The title here sounds a wee bit pessimistic, huh? But it isn't. (Mostly, it isn't.)
I was out to breakfast with a writing friend who was feeling meh about her various works-in-progress. She has fond memories of writing a particular book and longs to experience that joyful writing experience again. I was, alas, a jerk-face who assured her that those easy writing experiences are rare for most of us. In general, writing a novel is a brutal slog whose reward is being finished. Except you're never finished because the book is never, ever, ever perfect. Because writers are human, and humans are staggeringly imperfect, and so the writing of that amazing idea in your head is flawed from the get-go. I told her, "To write it is to ruin it." And I was so struck by my own brilliance that I scrambled for my notebook and jotted down that line.
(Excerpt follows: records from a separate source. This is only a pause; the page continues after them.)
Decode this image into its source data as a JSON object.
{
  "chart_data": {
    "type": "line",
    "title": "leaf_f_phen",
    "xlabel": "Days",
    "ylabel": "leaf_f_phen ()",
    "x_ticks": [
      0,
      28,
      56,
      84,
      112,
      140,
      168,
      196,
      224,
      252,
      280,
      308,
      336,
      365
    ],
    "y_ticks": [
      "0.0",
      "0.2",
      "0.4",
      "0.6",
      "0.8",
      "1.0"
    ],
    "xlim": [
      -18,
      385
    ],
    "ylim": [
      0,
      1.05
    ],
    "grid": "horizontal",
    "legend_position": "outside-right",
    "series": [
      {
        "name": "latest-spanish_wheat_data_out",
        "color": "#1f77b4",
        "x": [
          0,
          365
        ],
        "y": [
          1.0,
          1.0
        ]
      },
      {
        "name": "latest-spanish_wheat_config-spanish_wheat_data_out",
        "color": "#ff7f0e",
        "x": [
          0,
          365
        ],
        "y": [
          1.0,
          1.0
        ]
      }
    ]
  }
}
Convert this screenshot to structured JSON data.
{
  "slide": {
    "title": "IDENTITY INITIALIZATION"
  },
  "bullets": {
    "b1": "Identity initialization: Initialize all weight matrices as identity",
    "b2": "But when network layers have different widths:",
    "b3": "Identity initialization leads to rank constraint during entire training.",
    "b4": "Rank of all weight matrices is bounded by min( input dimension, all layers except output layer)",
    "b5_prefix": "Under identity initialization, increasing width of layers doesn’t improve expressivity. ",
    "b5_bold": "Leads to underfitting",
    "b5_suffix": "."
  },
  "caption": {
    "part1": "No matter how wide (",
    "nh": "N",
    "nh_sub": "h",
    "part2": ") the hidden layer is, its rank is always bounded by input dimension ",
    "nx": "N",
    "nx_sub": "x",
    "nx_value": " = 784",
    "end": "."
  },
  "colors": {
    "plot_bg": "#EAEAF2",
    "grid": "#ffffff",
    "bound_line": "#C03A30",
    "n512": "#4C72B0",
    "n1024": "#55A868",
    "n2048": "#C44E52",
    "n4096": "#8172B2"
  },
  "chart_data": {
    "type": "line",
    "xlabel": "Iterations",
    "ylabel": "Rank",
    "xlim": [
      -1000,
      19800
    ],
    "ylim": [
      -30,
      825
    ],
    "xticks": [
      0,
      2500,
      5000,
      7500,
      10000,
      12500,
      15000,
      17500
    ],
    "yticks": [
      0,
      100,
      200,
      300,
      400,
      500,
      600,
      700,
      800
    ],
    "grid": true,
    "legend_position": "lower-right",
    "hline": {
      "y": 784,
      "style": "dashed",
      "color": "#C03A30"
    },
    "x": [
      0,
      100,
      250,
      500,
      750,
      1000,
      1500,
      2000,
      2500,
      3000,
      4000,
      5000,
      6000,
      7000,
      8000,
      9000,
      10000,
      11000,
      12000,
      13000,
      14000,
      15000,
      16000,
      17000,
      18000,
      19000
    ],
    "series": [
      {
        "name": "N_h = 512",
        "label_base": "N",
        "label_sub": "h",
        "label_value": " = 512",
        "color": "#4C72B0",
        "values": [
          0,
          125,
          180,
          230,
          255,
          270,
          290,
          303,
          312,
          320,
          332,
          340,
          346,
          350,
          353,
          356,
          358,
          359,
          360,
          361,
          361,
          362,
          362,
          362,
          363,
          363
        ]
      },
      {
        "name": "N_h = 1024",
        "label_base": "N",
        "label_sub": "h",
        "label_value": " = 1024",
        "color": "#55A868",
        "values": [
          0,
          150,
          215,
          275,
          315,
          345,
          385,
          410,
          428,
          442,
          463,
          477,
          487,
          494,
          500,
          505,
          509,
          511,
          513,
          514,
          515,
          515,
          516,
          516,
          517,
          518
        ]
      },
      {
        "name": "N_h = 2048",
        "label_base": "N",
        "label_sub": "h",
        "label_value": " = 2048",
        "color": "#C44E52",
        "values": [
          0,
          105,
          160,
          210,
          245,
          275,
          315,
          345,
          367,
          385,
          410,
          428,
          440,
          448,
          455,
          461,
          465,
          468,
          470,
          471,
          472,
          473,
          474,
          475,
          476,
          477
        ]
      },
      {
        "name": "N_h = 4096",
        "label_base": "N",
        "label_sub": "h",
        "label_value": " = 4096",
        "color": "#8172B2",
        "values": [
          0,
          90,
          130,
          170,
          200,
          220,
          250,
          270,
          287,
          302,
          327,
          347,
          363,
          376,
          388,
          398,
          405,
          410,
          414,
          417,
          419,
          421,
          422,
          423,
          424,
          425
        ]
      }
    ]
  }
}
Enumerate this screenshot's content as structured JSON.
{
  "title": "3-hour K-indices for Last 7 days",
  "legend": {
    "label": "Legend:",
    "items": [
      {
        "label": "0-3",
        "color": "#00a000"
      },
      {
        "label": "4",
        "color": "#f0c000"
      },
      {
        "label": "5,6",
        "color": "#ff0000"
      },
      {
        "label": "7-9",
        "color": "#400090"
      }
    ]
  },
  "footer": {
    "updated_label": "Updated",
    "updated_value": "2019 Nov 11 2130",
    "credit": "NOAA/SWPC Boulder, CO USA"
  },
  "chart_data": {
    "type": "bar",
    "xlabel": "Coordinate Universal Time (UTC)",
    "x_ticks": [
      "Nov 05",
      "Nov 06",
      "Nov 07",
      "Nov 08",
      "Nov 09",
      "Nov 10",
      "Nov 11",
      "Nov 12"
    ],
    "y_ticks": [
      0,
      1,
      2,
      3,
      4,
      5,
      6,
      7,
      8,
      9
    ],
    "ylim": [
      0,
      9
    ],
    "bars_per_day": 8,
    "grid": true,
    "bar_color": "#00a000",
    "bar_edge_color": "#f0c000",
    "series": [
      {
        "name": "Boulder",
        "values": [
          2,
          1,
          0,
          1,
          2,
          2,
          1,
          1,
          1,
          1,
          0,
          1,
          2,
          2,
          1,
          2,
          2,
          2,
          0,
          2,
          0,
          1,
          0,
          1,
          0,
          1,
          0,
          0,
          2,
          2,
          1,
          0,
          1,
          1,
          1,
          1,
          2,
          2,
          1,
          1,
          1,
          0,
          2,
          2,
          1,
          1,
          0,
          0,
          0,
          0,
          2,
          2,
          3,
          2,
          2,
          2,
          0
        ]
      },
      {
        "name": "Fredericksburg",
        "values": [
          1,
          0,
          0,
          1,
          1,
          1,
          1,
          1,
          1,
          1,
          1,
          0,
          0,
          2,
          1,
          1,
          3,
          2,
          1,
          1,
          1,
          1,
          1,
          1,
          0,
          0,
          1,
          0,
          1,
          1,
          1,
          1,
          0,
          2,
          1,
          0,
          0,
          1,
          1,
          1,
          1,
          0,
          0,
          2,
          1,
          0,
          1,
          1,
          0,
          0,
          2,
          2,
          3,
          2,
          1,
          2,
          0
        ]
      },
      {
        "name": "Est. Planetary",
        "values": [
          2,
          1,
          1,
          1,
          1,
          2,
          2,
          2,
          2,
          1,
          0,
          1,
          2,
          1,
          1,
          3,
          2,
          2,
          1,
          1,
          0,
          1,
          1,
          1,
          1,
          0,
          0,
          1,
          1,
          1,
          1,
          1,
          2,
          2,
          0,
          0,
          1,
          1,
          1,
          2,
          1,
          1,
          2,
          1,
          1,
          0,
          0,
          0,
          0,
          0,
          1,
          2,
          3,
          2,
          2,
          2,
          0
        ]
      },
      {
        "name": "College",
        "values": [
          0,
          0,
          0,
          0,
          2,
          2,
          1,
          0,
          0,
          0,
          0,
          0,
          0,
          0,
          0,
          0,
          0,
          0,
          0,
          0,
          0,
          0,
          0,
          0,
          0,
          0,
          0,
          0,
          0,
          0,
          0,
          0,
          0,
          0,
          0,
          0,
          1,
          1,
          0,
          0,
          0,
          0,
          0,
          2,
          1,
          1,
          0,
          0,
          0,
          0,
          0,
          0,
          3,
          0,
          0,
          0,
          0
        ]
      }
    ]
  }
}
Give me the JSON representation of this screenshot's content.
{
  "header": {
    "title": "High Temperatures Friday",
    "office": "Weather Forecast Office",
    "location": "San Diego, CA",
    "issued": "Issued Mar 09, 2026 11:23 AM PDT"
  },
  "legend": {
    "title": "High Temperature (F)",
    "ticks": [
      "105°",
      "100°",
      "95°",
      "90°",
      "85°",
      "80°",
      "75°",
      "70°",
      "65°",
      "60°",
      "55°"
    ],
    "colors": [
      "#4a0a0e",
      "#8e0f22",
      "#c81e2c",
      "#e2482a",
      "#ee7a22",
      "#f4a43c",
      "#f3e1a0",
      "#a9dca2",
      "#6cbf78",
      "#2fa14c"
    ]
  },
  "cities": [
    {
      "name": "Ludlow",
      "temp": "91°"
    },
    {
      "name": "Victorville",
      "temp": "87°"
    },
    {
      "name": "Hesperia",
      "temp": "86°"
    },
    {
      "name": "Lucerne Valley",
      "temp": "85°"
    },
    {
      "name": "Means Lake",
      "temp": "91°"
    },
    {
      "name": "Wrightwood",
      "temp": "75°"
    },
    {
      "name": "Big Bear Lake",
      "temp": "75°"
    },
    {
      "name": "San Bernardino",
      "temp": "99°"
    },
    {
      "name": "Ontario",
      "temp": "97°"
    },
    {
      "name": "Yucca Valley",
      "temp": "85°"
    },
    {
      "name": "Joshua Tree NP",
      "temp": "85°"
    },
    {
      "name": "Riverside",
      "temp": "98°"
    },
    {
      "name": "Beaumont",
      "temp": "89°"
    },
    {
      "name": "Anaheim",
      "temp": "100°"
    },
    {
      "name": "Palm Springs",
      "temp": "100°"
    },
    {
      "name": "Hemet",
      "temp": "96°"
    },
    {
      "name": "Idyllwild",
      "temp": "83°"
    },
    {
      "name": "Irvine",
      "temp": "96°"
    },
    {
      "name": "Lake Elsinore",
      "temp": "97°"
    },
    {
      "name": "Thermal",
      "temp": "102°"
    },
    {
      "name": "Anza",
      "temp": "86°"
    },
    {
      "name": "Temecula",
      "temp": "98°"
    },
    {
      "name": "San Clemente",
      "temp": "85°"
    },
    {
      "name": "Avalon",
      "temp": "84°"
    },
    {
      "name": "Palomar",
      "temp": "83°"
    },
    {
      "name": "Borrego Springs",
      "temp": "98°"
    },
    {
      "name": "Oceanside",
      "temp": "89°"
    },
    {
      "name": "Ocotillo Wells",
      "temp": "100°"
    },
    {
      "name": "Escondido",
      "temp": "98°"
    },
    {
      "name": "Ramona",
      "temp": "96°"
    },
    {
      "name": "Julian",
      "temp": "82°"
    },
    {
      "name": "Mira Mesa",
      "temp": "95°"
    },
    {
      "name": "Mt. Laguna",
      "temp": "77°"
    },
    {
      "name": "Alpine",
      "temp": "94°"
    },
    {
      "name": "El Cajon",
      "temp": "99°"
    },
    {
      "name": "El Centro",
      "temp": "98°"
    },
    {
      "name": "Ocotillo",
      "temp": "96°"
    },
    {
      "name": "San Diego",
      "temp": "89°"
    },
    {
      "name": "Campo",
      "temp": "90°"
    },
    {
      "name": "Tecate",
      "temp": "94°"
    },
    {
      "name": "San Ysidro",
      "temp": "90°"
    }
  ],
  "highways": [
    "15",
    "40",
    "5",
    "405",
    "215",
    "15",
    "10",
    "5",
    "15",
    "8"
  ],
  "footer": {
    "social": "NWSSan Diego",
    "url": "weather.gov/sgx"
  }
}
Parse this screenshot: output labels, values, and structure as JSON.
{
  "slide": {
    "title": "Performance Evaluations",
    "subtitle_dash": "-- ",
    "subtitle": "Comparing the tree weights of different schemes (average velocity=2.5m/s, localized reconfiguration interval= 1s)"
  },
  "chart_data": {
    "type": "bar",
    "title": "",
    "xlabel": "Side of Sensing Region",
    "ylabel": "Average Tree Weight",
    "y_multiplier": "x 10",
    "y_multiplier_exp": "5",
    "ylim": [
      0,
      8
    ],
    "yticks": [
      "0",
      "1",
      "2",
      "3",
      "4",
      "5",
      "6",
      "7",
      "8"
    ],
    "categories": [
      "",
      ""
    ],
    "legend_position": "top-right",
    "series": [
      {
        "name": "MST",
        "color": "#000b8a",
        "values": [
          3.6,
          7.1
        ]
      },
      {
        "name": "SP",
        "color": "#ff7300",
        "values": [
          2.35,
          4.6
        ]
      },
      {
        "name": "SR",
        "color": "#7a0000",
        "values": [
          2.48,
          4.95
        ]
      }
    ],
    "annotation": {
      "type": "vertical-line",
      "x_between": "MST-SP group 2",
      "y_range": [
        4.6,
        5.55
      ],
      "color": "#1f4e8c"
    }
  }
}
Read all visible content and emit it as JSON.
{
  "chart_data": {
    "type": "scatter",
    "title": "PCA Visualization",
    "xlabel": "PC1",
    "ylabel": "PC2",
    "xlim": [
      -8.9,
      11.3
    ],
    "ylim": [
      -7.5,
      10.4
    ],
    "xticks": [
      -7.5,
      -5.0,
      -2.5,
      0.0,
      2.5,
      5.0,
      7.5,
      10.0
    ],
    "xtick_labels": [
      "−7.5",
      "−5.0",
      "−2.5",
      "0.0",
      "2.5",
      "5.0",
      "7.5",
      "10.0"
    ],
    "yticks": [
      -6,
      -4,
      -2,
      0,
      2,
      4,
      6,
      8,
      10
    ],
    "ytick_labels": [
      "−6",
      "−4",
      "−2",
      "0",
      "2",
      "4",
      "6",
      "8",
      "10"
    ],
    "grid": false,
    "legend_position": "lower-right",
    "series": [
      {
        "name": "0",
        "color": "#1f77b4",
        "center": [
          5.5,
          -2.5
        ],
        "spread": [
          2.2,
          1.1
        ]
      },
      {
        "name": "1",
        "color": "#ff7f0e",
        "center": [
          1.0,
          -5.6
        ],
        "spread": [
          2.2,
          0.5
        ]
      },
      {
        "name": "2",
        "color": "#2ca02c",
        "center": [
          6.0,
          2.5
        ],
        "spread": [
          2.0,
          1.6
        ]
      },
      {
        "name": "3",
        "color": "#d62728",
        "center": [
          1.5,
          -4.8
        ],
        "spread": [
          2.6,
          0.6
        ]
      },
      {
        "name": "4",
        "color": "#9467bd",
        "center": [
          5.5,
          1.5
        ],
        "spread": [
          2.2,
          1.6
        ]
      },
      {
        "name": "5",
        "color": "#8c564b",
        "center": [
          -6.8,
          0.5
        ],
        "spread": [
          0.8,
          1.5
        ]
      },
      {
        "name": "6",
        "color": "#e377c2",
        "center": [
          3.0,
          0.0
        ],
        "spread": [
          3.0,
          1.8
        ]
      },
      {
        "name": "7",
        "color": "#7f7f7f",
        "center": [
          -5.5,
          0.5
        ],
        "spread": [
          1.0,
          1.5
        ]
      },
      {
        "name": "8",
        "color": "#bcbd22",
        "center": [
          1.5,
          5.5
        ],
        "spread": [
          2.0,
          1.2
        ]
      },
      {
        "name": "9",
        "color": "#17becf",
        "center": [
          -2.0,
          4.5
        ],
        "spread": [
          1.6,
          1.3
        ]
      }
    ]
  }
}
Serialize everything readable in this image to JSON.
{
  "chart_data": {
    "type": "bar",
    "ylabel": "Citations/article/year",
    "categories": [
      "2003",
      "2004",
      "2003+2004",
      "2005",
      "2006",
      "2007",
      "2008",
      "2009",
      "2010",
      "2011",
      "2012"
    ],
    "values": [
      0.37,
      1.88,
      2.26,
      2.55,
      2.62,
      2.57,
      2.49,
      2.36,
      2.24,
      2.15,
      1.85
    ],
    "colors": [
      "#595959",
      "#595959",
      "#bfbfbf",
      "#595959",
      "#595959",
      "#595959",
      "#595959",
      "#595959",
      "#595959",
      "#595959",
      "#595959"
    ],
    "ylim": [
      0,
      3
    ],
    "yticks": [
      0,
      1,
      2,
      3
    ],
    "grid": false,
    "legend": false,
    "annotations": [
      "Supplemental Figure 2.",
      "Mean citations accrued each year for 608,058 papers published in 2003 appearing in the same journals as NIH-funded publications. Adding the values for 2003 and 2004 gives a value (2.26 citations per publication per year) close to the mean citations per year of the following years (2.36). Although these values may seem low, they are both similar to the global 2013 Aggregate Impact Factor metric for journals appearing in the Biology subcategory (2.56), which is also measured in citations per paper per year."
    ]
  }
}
To write it is to ruin it.
No matter how fantastic your story idea is, you are going to ruin it with your horrible trash-words and clumsy plotting and human-characters-who-aren't-fully-human-because-they-have-been-reduced-to-paper-and-ink. All you can do is try to make the story as good as you, a mere human, can get it.
It's oddly liberating, isn't it? I found myself giddy at the thought, like George Bailey joyfully shouting, "My mouth's bleeding, Bert! My mouth's bleeding!" in It's a Wonderful Life when he realizes that he exists again. He's so happy to be alive that getting punched in the face and looking at a possible jail sentence are cause for celebration.